So, I think that we may have folded laundry once or twice this past year. I know. Shameful. I told Joey to take a picture of me under the giant pile of laundry I was slowly folding my way out of. He said that he was too embarrassed…so I figured that I’d go ahead and put it out here for the whole interwebs to see. Of course, if you’ve been reading my blog for any length of time, or you’ve read my hundred things about me post, this is no surprise to you.
We tackled the monster today and won. And I’m going to have a big bag of stuff for Goodwill, too. Maybe it’s also time for another yard sale. While we’ve never made as much money as we made at the first one we did, it’s still a decent way to make a little dough for not too much effort. Maybe in September.
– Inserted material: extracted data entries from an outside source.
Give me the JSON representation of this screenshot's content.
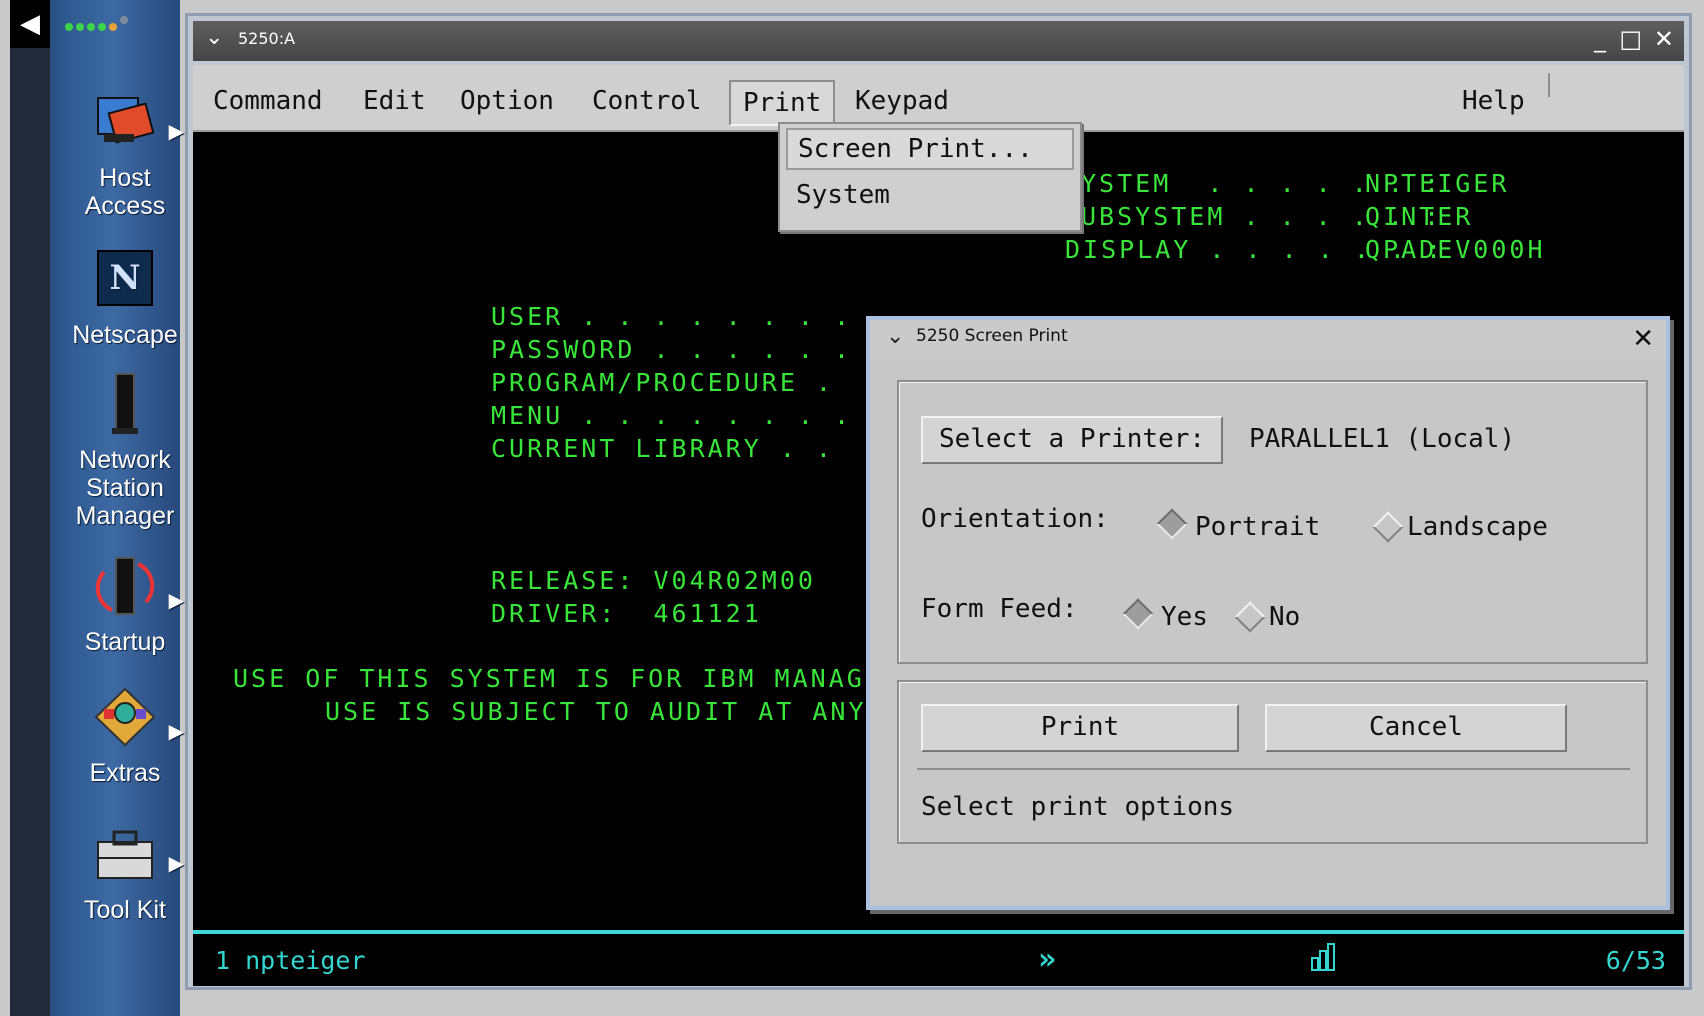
{
  "sidebar": {
    "items": [
      {
        "label": "Host Access",
        "line1": "Host",
        "line2": "Access",
        "icon": "host-access-icon"
      },
      {
        "label": "Netscape",
        "icon": "netscape-icon"
      },
      {
        "label": "Network Station Manager",
        "line1": "Network",
        "line2": "Station",
        "line3": "Manager",
        "icon": "network-station-icon"
      },
      {
        "label": "Startup",
        "icon": "startup-icon"
      },
      {
        "label": "Extras",
        "icon": "extras-icon"
      },
      {
        "label": "Tool Kit",
        "icon": "toolkit-icon"
      }
    ]
  },
  "window": {
    "title": "5250:A",
    "menu": [
      "Command",
      "Edit",
      "Option",
      "Control",
      "Print",
      "Keypad",
      "Help"
    ]
  },
  "dropdown": {
    "items": [
      "Screen Print...",
      "System"
    ]
  },
  "terminal": {
    "sys_lines": [
      {
        "label": "YSTEM  . . . . . . :",
        "value": "NPTEIGER"
      },
      {
        "label": "UBSYSTEM . . . . . :",
        "value": "QINTER"
      },
      {
        "label": "DISPLAY . . . . . . :",
        "value": "QPADEV000H"
      }
    ],
    "fields": [
      "USER . . . . . . . .",
      "PASSWORD . . . . . .",
      "PROGRAM/PROCEDURE .",
      "MENU . . . . . . . .",
      "CURRENT LIBRARY . ."
    ],
    "release": "RELEASE: V04R02M00",
    "driver": "DRIVER:  461121",
    "notice1": "USE OF THIS SYSTEM IS FOR IBM MANAG",
    "notice2": "USE IS SUBJECT TO AUDIT AT ANY"
  },
  "statusbar": {
    "session": "1 npteiger",
    "position": "6/53"
  },
  "dialog": {
    "title": "5250 Screen Print",
    "select_printer_label": "Select a Printer:",
    "printer_value": "PARALLEL1 (Local)",
    "orientation_label": "Orientation:",
    "orientation_options": [
      "Portrait",
      "Landscape"
    ],
    "orientation_selected": "Portrait",
    "formfeed_label": "Form Feed:",
    "formfeed_options": [
      "Yes",
      "No"
    ],
    "formfeed_selected": "Yes",
    "print_label": "Print",
    "cancel_label": "Cancel",
    "status": "Select print options"
  }
}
I cannot WAIT to go camping. Today, we went to Wal Mart and were able to outfit the camper with some pretty nice stuff. I’ll feel a lot better Thursday afternoon when we’re all set up, but the thought of six days of camping bliss has me over the moon. I hope I’ll be able to focus during work this week. I’m already excited.
Also, it’s nice to feel excited about something again. One of the things I missed most about mental stability is the ability to enjoy things *today* rather than always fretting about tomorrow or wishing that I’d taken more time to enjoy yesterday. The day after we saw The Monkees, I cried of and on all day because I knew I’d never get to have that joy again. It was like I completely ignored how insanely joyful the day/night was and focused only on what I’d no longer had. I’m now able to see it for the joy that it was and, even though I doubt they’ll tour again in five years, I got to see them twice in my life.
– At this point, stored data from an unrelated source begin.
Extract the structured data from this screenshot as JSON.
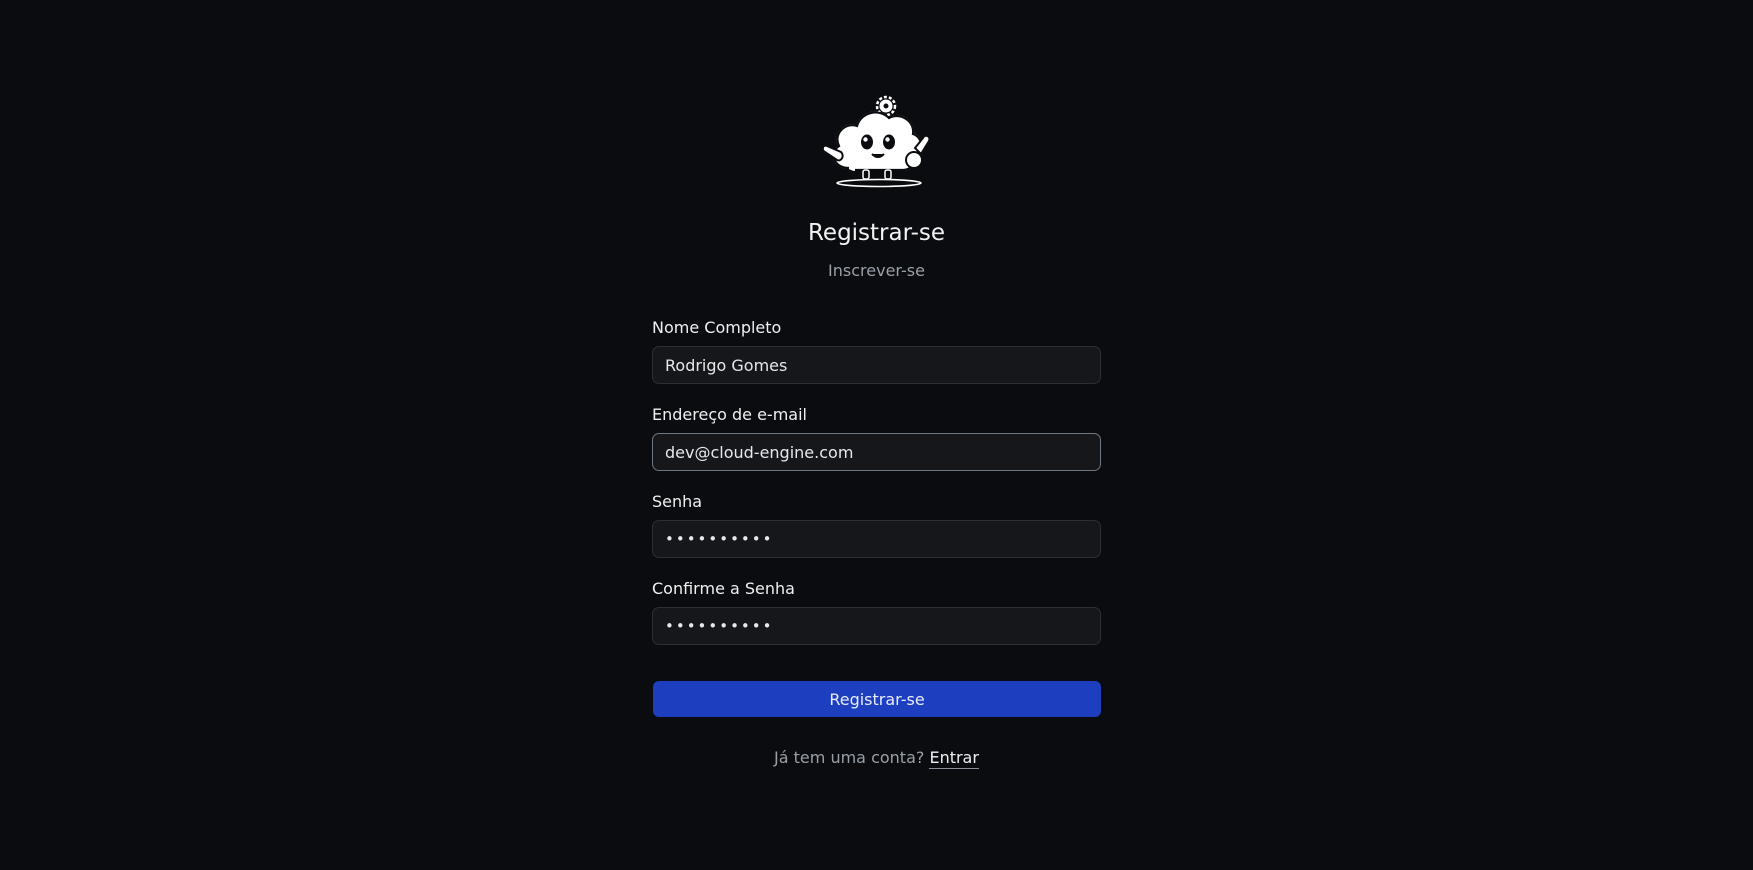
{
  "header": {
    "mascot_icon": "cloud-mascot-logo",
    "title": "Registrar-se",
    "subtitle": "Inscrever-se"
  },
  "form": {
    "full_name": {
      "label": "Nome Completo",
      "value": "Rodrigo Gomes"
    },
    "email": {
      "label": "Endereço de e-mail",
      "value": "dev@cloud-engine.com"
    },
    "password": {
      "label": "Senha",
      "value": "••••••••••"
    },
    "confirm_password": {
      "label": "Confirme a Senha",
      "value": "••••••••••"
    },
    "submit_label": "Registrar-se"
  },
  "footer": {
    "prompt": "Já tem uma conta?",
    "signin_link": "Entrar"
  },
  "colors": {
    "background": "#0a0c0f",
    "input_bg": "#15171b",
    "primary_button": "#1c3ebf"
  }
}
I actually feel like putting on makeup again. I actually feel like cooking at home and taking care of myself. I actually feel like pulling out the Wii fit. I actually feel like painting my nails again. I’m starting to see the joy in the small things. In the today things again. I don’t feel as guilty that I want to take care of my skin, that I want nice makeup and cute clothes and that it’s okay to worry about those things, too, and not to get increasingly overwhelmed because there are shelter kitties without homes that I can’t help, that I can’t necessarily live the lifestyle that I want, to have the job that I want right now, to eat in a way that matches my ethics. But I do feel like I’ll be able to get there eventually. I feel like I can take the one step forward and then wait to be shown the one after that, rather than standing still, too afraid to make any move.
A month or two, I would have been too overwhelmed even to look at the laundry pile in its entirety, much less than to touch it and definitely not to fold it. I wouldn’t have been able to clean the coffee table or spend ten or fifteen minutes vacuuming the living room. Tomorrow, I’m going to try to tackle the dresser.
Okay, enough of all of that. Here are a couple of pictures so I’m not boring you with pictureless inner-monologues of rambling:-)
Me on the horse I rode last summer in Gatlinburg. Her name was Daisy!!
All four of us on our horses
Here’s an interior shot of the camper
A shot from the other direction
Okay, folks. I’m going to hit the bed, I think. My low-battery light came on, and this post is too long anyway:-).